On Jan 16, 2008 3:20 PM, David Gerard dgerard@gmail.com wrote:
On 16/01/2008, Brianna Laugher brianna.laugher@gmail.com wrote:
Hm, do we also have no interest in providing better (or even any) machine readability for our content?
Machine readability would be good. Note that CC-GFDL exists precisely for this.
Thats arguable. It's trivial to specify machine readable GFDL licensing without any CC involvement:
E.g. <head><link href="http://www.gnu.org/copyleft/fdl.html" rel="copyright"/></head>
(MediaWiki has auto-magically done this for eons)
Which is the same way the CC authored licenses are identified. Standards are a wonderful thing, in part because they work without you having to promote a particular brand.
Now go ask google why they won't include these in their search by license. :)

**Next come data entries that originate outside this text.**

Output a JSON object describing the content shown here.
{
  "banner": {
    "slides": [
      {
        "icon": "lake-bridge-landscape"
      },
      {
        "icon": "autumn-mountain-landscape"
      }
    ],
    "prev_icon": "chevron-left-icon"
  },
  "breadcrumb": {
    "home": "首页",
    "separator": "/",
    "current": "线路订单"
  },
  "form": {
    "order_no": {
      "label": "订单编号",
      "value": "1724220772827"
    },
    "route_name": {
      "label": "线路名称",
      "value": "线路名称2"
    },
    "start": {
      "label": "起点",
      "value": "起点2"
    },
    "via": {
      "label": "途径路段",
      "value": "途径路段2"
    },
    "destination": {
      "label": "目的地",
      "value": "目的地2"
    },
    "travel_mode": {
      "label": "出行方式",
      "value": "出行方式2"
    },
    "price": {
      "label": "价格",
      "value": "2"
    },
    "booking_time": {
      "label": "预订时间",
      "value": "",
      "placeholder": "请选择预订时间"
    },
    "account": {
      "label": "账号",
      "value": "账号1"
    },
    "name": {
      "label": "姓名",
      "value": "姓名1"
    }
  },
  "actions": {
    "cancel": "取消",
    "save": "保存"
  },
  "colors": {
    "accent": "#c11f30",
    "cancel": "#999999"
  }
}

Creative Commons interests aren't identical to Wikimedia's, but Not Invented Here is not a good reason to shun their work if it's useful.

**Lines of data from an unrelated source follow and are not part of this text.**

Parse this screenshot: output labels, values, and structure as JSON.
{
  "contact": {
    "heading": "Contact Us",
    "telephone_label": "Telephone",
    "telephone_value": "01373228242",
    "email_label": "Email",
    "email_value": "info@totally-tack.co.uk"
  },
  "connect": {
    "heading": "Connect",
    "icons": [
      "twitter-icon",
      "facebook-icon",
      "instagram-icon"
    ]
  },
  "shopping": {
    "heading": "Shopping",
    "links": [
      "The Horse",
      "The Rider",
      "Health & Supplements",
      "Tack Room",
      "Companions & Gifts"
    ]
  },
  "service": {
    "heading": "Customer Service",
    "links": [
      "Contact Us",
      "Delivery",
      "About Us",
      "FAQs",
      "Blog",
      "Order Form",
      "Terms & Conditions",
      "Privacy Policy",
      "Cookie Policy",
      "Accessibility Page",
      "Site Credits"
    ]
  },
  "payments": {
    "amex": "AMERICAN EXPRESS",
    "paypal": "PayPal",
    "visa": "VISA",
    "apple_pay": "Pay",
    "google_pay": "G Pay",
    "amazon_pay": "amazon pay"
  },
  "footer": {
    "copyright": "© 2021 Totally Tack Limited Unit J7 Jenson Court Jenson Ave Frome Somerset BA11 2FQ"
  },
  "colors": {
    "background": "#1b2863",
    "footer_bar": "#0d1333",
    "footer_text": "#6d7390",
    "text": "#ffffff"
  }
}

Indeed, but perhaps we should follow suit and just slap Wiki in front of everything that we didn't invent? ;)
Wiki-CC-Public-domain anyone? ;)
I mean, ... Creative Commons gets an A for effort, but "branding" the idea of specifying more than one licensing option? (http://wiki.creativecommons.org/Ccplus)

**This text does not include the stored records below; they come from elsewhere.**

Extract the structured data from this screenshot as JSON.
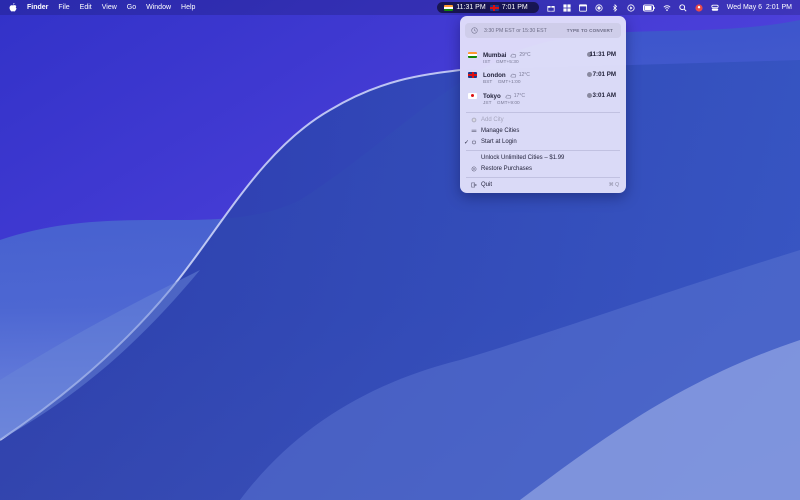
{
  "menubar": {
    "app": "Finder",
    "menus": [
      "File",
      "Edit",
      "View",
      "Go",
      "Window",
      "Help"
    ],
    "ticker": [
      {
        "flag": "india",
        "time": "11:31 PM"
      },
      {
        "flag": "uk",
        "time": "7:01 PM"
      }
    ],
    "status_icons": [
      "gift-icon",
      "grid-icon",
      "window-icon",
      "record-icon",
      "bluetooth-icon",
      "play-circle-icon",
      "battery-icon",
      "wifi-icon",
      "search-icon",
      "user-icon",
      "control-center-icon"
    ],
    "datetime": "Wed May 6  2:01 PM"
  },
  "dropdown": {
    "search_text": "3:30 PM EST or 15:30 EST",
    "search_hint": "TYPE TO CONVERT",
    "cities": [
      {
        "name": "Mumbai",
        "flag": "india",
        "weather": "29°C",
        "time": "11:31 PM",
        "zone": "IST",
        "offset": "GMT+5:30"
      },
      {
        "name": "London",
        "flag": "uk",
        "weather": "12°C",
        "time": "7:01 PM",
        "zone": "BST",
        "offset": "GMT+1:00"
      },
      {
        "name": "Tokyo",
        "flag": "japan",
        "weather": "17°C",
        "time": "3:01 AM",
        "zone": "JST",
        "offset": "GMT+9:00"
      }
    ],
    "add_city": "Add City",
    "manage_cities": "Manage Cities",
    "start_at_login": "Start at Login",
    "start_at_login_checked": true,
    "unlock": "Unlock Unlimited Cities – $1.99",
    "restore": "Restore Purchases",
    "quit": "Quit",
    "quit_shortcut": "⌘ Q"
  }
}
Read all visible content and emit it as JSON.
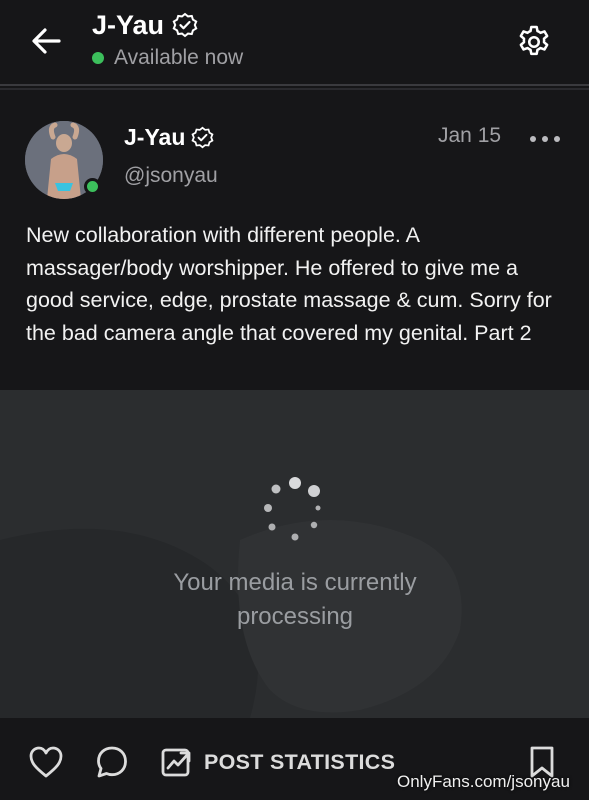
{
  "header": {
    "title": "J-Yau",
    "status": "Available now",
    "back_icon": "arrow-left-icon",
    "settings_icon": "gear-icon"
  },
  "post": {
    "author_name": "J-Yau",
    "handle": "@jsonyau",
    "date": "Jan 15",
    "text": "New collaboration with different people. A massager/body worshipper. He offered to give me a good service, edge, prostate massage & cum. Sorry for the bad camera angle that covered my genital. Part 2",
    "media_status": "Your media is currently processing"
  },
  "actions": {
    "stats_label": "POST STATISTICS"
  },
  "watermark": "OnlyFans.com/jsonyau",
  "colors": {
    "background": "#161618",
    "online": "#3cbf5c",
    "muted_text": "#a0a0a4",
    "media_bg": "#2b2d2f"
  }
}
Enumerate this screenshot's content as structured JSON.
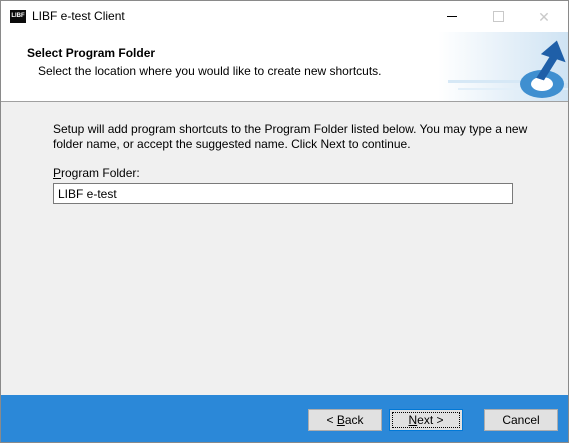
{
  "window": {
    "title": "LIBF e-test Client",
    "icon_text": "LIBF"
  },
  "header": {
    "title": "Select Program Folder",
    "subtitle": "Select the location where you would like to create new shortcuts."
  },
  "body": {
    "instructions": "Setup will add program shortcuts to the Program Folder listed below. You may type a new folder name, or accept the suggested name. Click Next to continue.",
    "folder_label_first": "P",
    "folder_label_rest": "rogram Folder:",
    "folder_value": "LIBF e-test"
  },
  "footer": {
    "back_pre": "< ",
    "back_u": "B",
    "back_rest": "ack",
    "next_u": "N",
    "next_rest": "ext >",
    "cancel": "Cancel"
  },
  "colors": {
    "footer": "#2b88d8",
    "dialog_bg": "#f0f0f0",
    "focus_border": "#0078d7"
  }
}
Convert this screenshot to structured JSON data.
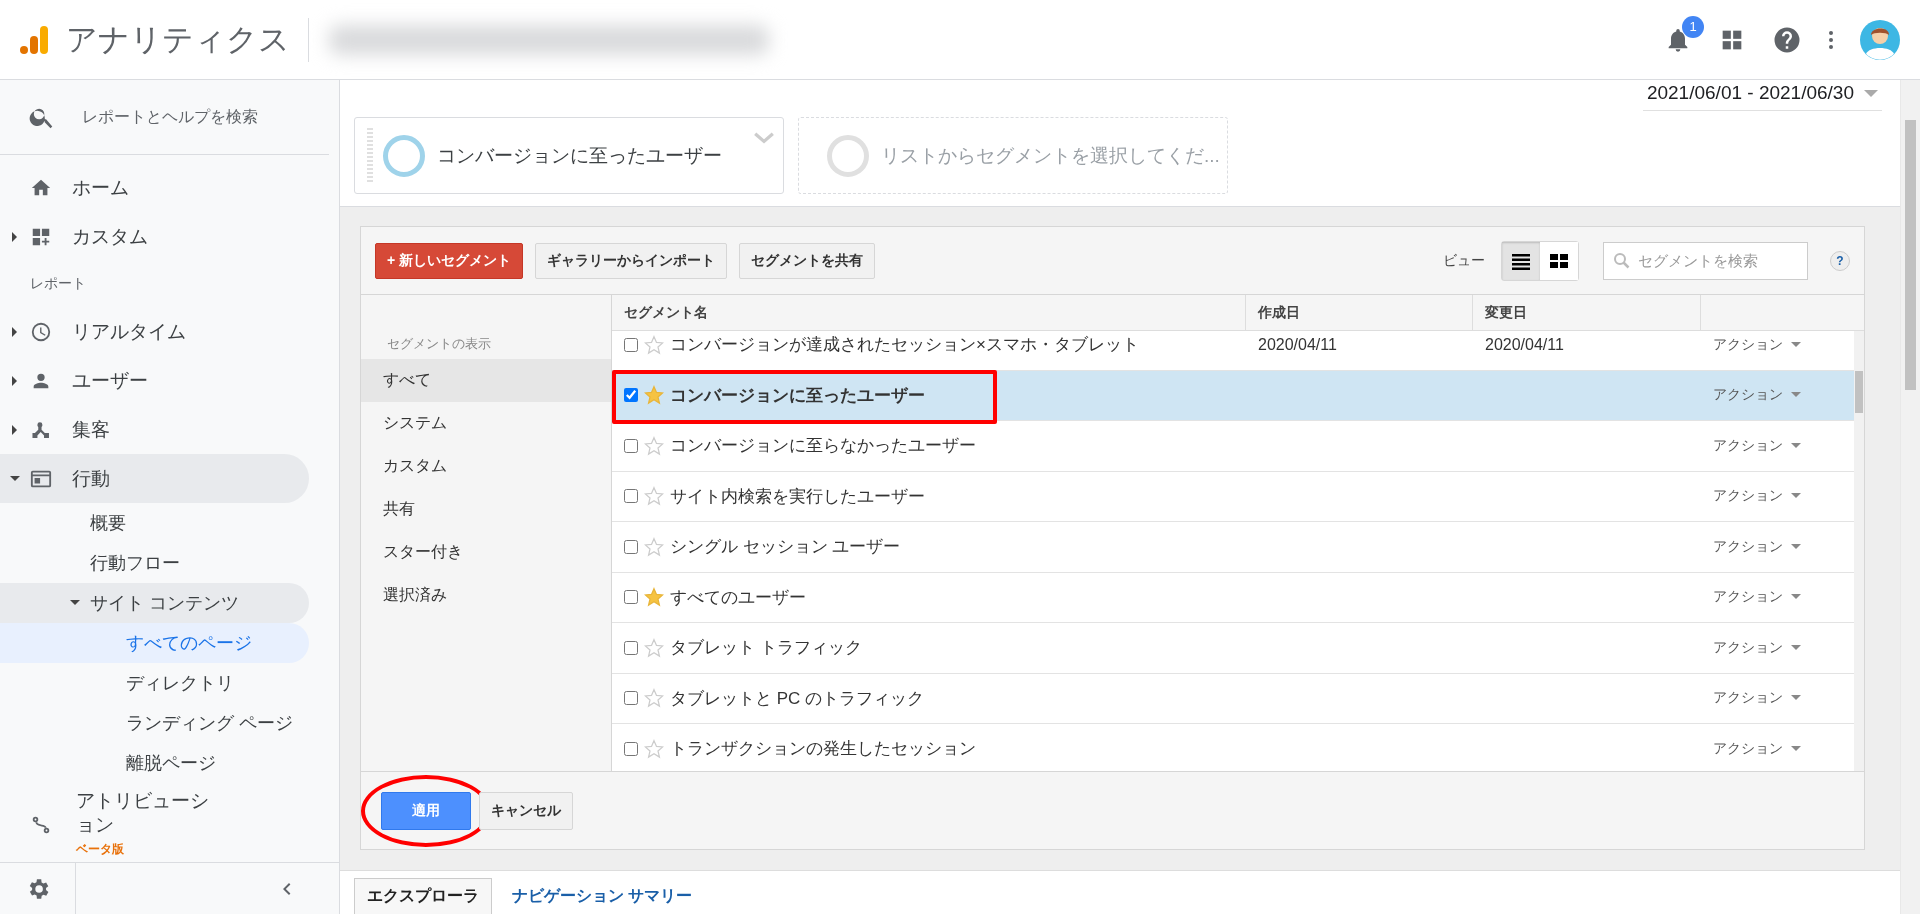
{
  "header": {
    "app_title": "アナリティクス",
    "notification_count": "1"
  },
  "sidebar": {
    "search_placeholder": "レポートとヘルプを検索",
    "items": [
      {
        "kind": "link",
        "label": "ホーム",
        "selected": false
      },
      {
        "kind": "group",
        "label": "カスタム",
        "expanded": false,
        "selected": false
      },
      {
        "kind": "heading",
        "label": "レポート"
      },
      {
        "kind": "group",
        "label": "リアルタイム",
        "expanded": false,
        "selected": false
      },
      {
        "kind": "group",
        "label": "ユーザー",
        "expanded": false,
        "selected": false
      },
      {
        "kind": "group",
        "label": "集客",
        "expanded": false,
        "selected": false
      },
      {
        "kind": "group",
        "label": "行動",
        "expanded": true,
        "selected": false,
        "children": [
          {
            "kind": "link",
            "label": "概要",
            "selected": false
          },
          {
            "kind": "link",
            "label": "行動フロー",
            "selected": false
          },
          {
            "kind": "group",
            "label": "サイト コンテンツ",
            "expanded": true,
            "selected": false,
            "children": [
              {
                "kind": "link",
                "label": "すべてのページ",
                "selected": true
              },
              {
                "kind": "link",
                "label": "ディレクトリ",
                "selected": false
              },
              {
                "kind": "link",
                "label": "ランディング ページ",
                "selected": false
              },
              {
                "kind": "link",
                "label": "離脱ページ",
                "selected": false
              }
            ]
          }
        ]
      },
      {
        "kind": "link",
        "label": "アトリビューション",
        "badge": "ベータ版",
        "selected": false
      }
    ]
  },
  "date_range": "2021/06/01 - 2021/06/30",
  "segment_slots": [
    {
      "kind": "segment",
      "label": "コンバージョンに至ったユーザー"
    },
    {
      "kind": "empty",
      "label": "リストからセグメントを選択してくだ..."
    }
  ],
  "segment_picker": {
    "buttons": [
      {
        "kind": "primary",
        "label": "+ 新しいセグメント"
      },
      {
        "kind": "default",
        "label": "ギャラリーからインポート"
      },
      {
        "kind": "default",
        "label": "セグメントを共有"
      }
    ],
    "view_label": "ビュー",
    "view_modes": [
      {
        "kind": "list",
        "selected": true
      },
      {
        "kind": "grid",
        "selected": false
      }
    ],
    "search_placeholder": "セグメントを検索",
    "help_label": "?",
    "filter_heading": "セグメントの表示",
    "filters": [
      {
        "label": "すべて",
        "selected": true
      },
      {
        "label": "システム",
        "selected": false
      },
      {
        "label": "カスタム",
        "selected": false
      },
      {
        "label": "共有",
        "selected": false
      },
      {
        "label": "スター付き",
        "selected": false
      },
      {
        "label": "選択済み",
        "selected": false
      }
    ],
    "columns": [
      "セグメント名",
      "作成日",
      "変更日"
    ],
    "rows": [
      {
        "name": "コンバージョンが達成されたセッション×スマホ・タブレット",
        "created": "2020/04/11",
        "modified": "2020/04/11",
        "action": "アクション",
        "checked": false,
        "starred": false,
        "selected": false,
        "annotated": false
      },
      {
        "name": "コンバージョンに至ったユーザー",
        "action": "アクション",
        "checked": true,
        "starred": true,
        "selected": true,
        "annotated": true
      },
      {
        "name": "コンバージョンに至らなかったユーザー",
        "action": "アクション",
        "checked": false,
        "starred": false,
        "selected": false,
        "annotated": false
      },
      {
        "name": "サイト内検索を実行したユーザー",
        "action": "アクション",
        "checked": false,
        "starred": false,
        "selected": false,
        "annotated": false
      },
      {
        "name": "シングル セッション ユーザー",
        "action": "アクション",
        "checked": false,
        "starred": false,
        "selected": false,
        "annotated": false
      },
      {
        "name": "すべてのユーザー",
        "action": "アクション",
        "checked": false,
        "starred": true,
        "selected": false,
        "annotated": false
      },
      {
        "name": "タブレット トラフィック",
        "action": "アクション",
        "checked": false,
        "starred": false,
        "selected": false,
        "annotated": false
      },
      {
        "name": "タブレットと PC のトラフィック",
        "action": "アクション",
        "checked": false,
        "starred": false,
        "selected": false,
        "annotated": false
      },
      {
        "name": "トランザクションの発生したセッション",
        "action": "アクション",
        "checked": false,
        "starred": false,
        "selected": false,
        "annotated": false
      }
    ],
    "footer_buttons": [
      {
        "kind": "primary",
        "label": "適用",
        "annotated": true
      },
      {
        "kind": "default",
        "label": "キャンセル",
        "annotated": false
      }
    ]
  },
  "bottom_tabs": [
    {
      "label": "エクスプローラ",
      "selected": true
    },
    {
      "label": "ナビゲーション サマリー",
      "selected": false
    }
  ]
}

I always thought that it was possible to promote a useful idea without stamping your name all over it. Am I just old fashioned? Or is that CC-iFogie 2.0 now? ;)
Not that I think branding is pointless. On the contrary, like all marketing it can be very powerful in subtle ways. Branding can be deeply psychologically manipulative. Which is all the more reason to be cautious in how we interact with it.
It does us no good to promote brands which are themselves promoting confusion that harms our long term mission.
Creative Commons continues to discriminate against some human endeavors by making NC-family licenses their primary recommendation and by promoting loaded language like "free to use or share, *even commercially*". It also continues to conflate vastly different licensing schemes under the same name, creating confusion which we suffer from daily, and it promotes a careless oversimplification of licensing which results in many claims of free licensing not being worth the electrons they are printed on. And brand promotion and adoption seem to rule over considered philosophical positions. So long as CC continues to do things like this, I'll continue to believe that brand association is not in our best interest.
CC's branding habits make it hard to use their *work* if you are not interested in promoting their *brand*. If CC0 were purely a neutral promotional campaign for standard machine readable PD tagging, and the usage of PD, without forcing adopters to use their brand and build more links back to them I'd be on it like bees on honey, and it would be a lot easier to get groups like government agencies to adopt it.
This doesn't mean that we avoid things that have clear value, ... The key is David's last words "if it's useful". I'm not seeing it here.